Outcome aggregation and efficiency evaluation
The Nova analysis container mechanically handles outcome aggregation from a number of replicas, however we are able to analyze the scaling effectiveness and restrict metadata-based evaluation to the distributed analysis.
Multi-node analysis makes use of the Nova analysis container’s built-in capabilities by way of the replicas parameter, distributing workloads mechanically and aggregating outcomes whereas preserving all metadata-based stratified evaluation capabilities. The container handles the complexity of distributed processing, serving to groups to scale from 1000’s to thousands and thousands of examples by growing the duplicate depend.
Conclusion
This instance demonstrated Nova mannequin analysis fundamentals displaying the capabilities of latest function releases for the Nova analysis container. We confirmed how us utilization of {custom} metrics (BYOM) with domain-specific assessments can drive deep insights. Then defined the right way to extract and use log possibilities to disclose mannequin uncertainty easing the implementation of high quality gates and confidence-based routing. Then confirmed how the metadata passthrough functionality is used downstream for stratified evaluation, pinpointing the place fashions battle and the place to focus enhancements. We then recognized a easy method to scale these methods with multi-node analysis capabilities. Together with these options in your analysis pipeline can assist you make knowledgeable selections on which fashions to undertake and the place customization needs to be utilized.

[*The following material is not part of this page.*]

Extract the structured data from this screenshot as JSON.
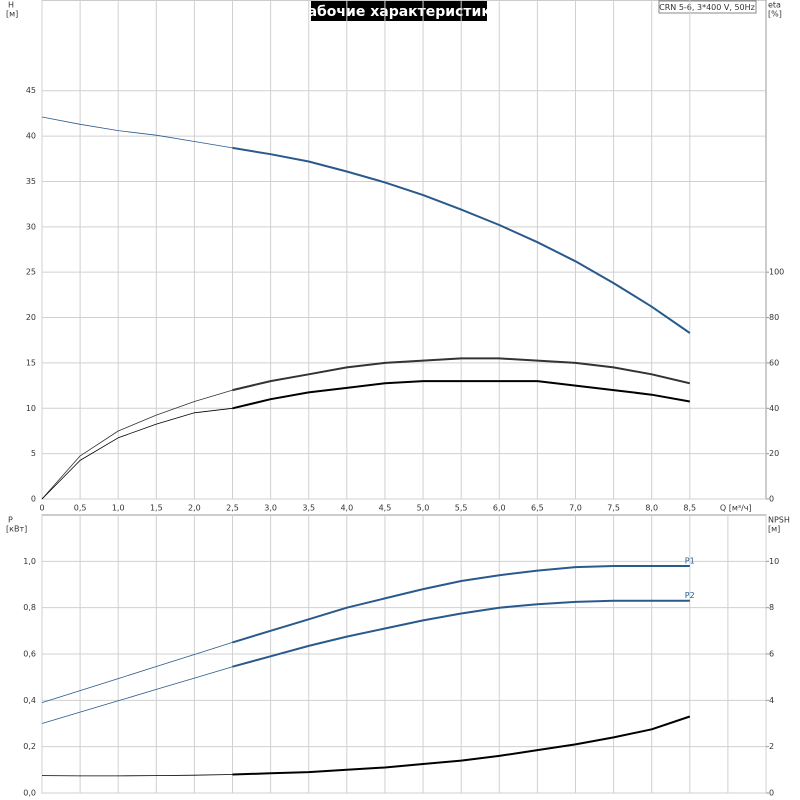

Get began now with the Nova analysis demo pocket book which has detailed executable code for every step above, from dataset preparation by way of failure evaluation, providing you with a baseline to switch so you’ll be able to consider your personal use case.
Try the Amazon Nova Samples repository for full code examples throughout quite a lot of use instances.
In regards to the authors
Tony Santiago is a Worldwide Companion Options Architect at AWS, devoted to scaling generative AI adoption throughout World Methods Integrators. He makes a speciality of answer constructing, technical go-to-market alignment, and functionality improvement—enabling tens of 1000’s of builders at GSI companions to ship AI-powered options for his or her prospects. Drawing on greater than 20 years of worldwide know-how expertise and a decade with AWS, Tony champions sensible applied sciences that drive measurable enterprise outcomes. Outdoors of labor, he’s obsessed with studying new issues and spending time with household.
Akhil Ramaswamy is a Worldwide Specialist Options Architect at AWS, specializing in superior mannequin customization and inference on SageMaker AI. He companions with international enterprises throughout varied industries to unravel advanced enterprise issues utilizing the AWS generative AI stack. With experience in constructing production-grade agentic programs, Akhil focuses on creating scalable go-to-market options that assist enterprises drive innovation whereas maximizing ROI. Outdoors of labor, you will discover him touring, understanding, or having fun with a pleasant ebook.
Anupam Dewan is a Senior Options Architect working in Amazon Nova crew with a ardour for generative AI and its real-world functions. He focuses on constructing, enabling, and benchmarking AI functions for GenAI prospects in Amazon. With a background in AI/ML, knowledge science, and analytics, Anupam helps prospects be taught and make Amazon Nova work for his or her GenAI use instances to ship enterprise outcomes. Outdoors of labor, you will discover him mountain climbing or having fun with nature.